Доктор Туше опять постарался.

Для протокола: если ты очухиваешься после наркоза с выбритым лобком и пластиковой трубкой, засунутой тебе во влагалище, то это еще не значит, что ты обязательно станешь настоящей художницей.

Если бы значило, то Мисти сейчас расписывала бы Сикстинскую капеллу. Вместо этого она комкает очередной мокрый лист дорогой акварельной бумаги. За ее крохотным слуховым окошком солнце спекает песок на пляже. Волны шипят и разбиваются. Чайки трепещут, зависнув на ветру, – парят, как белые воздушные змеи, – а детишки тем временем строят песочные замки и с плеском ныряют в гребни прибоя.

Одно дело – пожертвовать всем своим солнцем ради шедевра, но чтоб ради этого … сегодняшний Мистин день состоял из сплошных ошибок, дерьмовой мазни. Пускай на ее ноге шина от щиколотки до паха, а моча стекает в пластиковый мешочек; все равно Мисти хочет быть там, снаружи. Если ты художник, ты организуешь свою жизнь так, чтобы у тебя было время на занятия живописью, вот только нет гарантии, что ты создашь хоть что-нибудь достойное всех твоих усилий. Тебя неотвязно преследует мысль, что ты тратишь жизнь понапрасну.

Говоря по правде, если бы Мисти была сейчас на пляже, она бы смотрела на это слуховое окошко, мечтая быть художницей.

Говоря по правде, где бы ты ни был, ты не там, где надо.
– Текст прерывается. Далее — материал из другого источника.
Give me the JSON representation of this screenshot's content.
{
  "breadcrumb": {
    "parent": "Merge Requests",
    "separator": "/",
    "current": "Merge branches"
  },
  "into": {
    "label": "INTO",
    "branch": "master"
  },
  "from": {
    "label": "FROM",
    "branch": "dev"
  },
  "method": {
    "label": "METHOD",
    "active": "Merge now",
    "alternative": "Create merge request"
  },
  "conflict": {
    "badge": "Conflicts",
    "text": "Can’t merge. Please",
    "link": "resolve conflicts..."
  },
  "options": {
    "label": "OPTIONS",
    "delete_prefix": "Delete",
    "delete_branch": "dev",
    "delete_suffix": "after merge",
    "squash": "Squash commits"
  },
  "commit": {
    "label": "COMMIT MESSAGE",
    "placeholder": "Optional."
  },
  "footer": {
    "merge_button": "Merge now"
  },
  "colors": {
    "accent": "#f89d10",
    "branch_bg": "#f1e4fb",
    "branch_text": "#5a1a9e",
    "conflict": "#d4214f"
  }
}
Мисти еле стоит у своего мольберта, неловко пристроившись на высокой табуретке, глядя в окошко на Уэйтенси-Пойнт, а Табби сидит в лужице солнца у Мистиных ног, раскрашивая шину фломастерами. Вот уж отчего больно. Мало того, что Мисти сама провела почти все детство в четырех стенах, раскрашивая раскраски, мечтая быть художницей. Теперь она служит дурной ролевой моделью для собственного ребенка. Все пирожки из грязи, которые Мисти так и не слепила… теперь их не слепит и Табби. Или чем там вообще тинейджеры занимаются. Все воздушные змеи, которых Мисти не запустила… пятнашки, в которые не сыграла… одуванчики, которых не сорвала… Табби совершает в точности ту же ошибку.

Табби не видела в жизни никаких цветов, кроме тех, что показывала ей бабушка – нарисованных на ободке чайной чашки.

Через несколько недель начнется школа, а Табби до сих пор вся бледная оттого, что не выходит на улицу.

Мистина кисточка творит очередную мазню на листе бумаги, и Мисти говорит:

– Табби, душечка?

Табби сидит и водит по шине красным фломастером. Слой смолы и ткани такой толстый, что Мисти ничего не чувствует.

Мистина рабочая блуза – одна из Питеровых старых синих спецовок, с заржавевшей застежкой на нагрудном кармане, усеянной фальшивыми рубинами. Фальшивые рубины и стеклянные алмазы. Табби принесла коробку с парадными драгоценностями, все помоечные брошки, браслеты и сережки, которые Питер подарил Мисти в колледже.

Которые ты подарил жене.

На Мисти – твоя спецовка, и Мисти говорит Табби:

– Почему бы тебе не погулять хоть пару часиков?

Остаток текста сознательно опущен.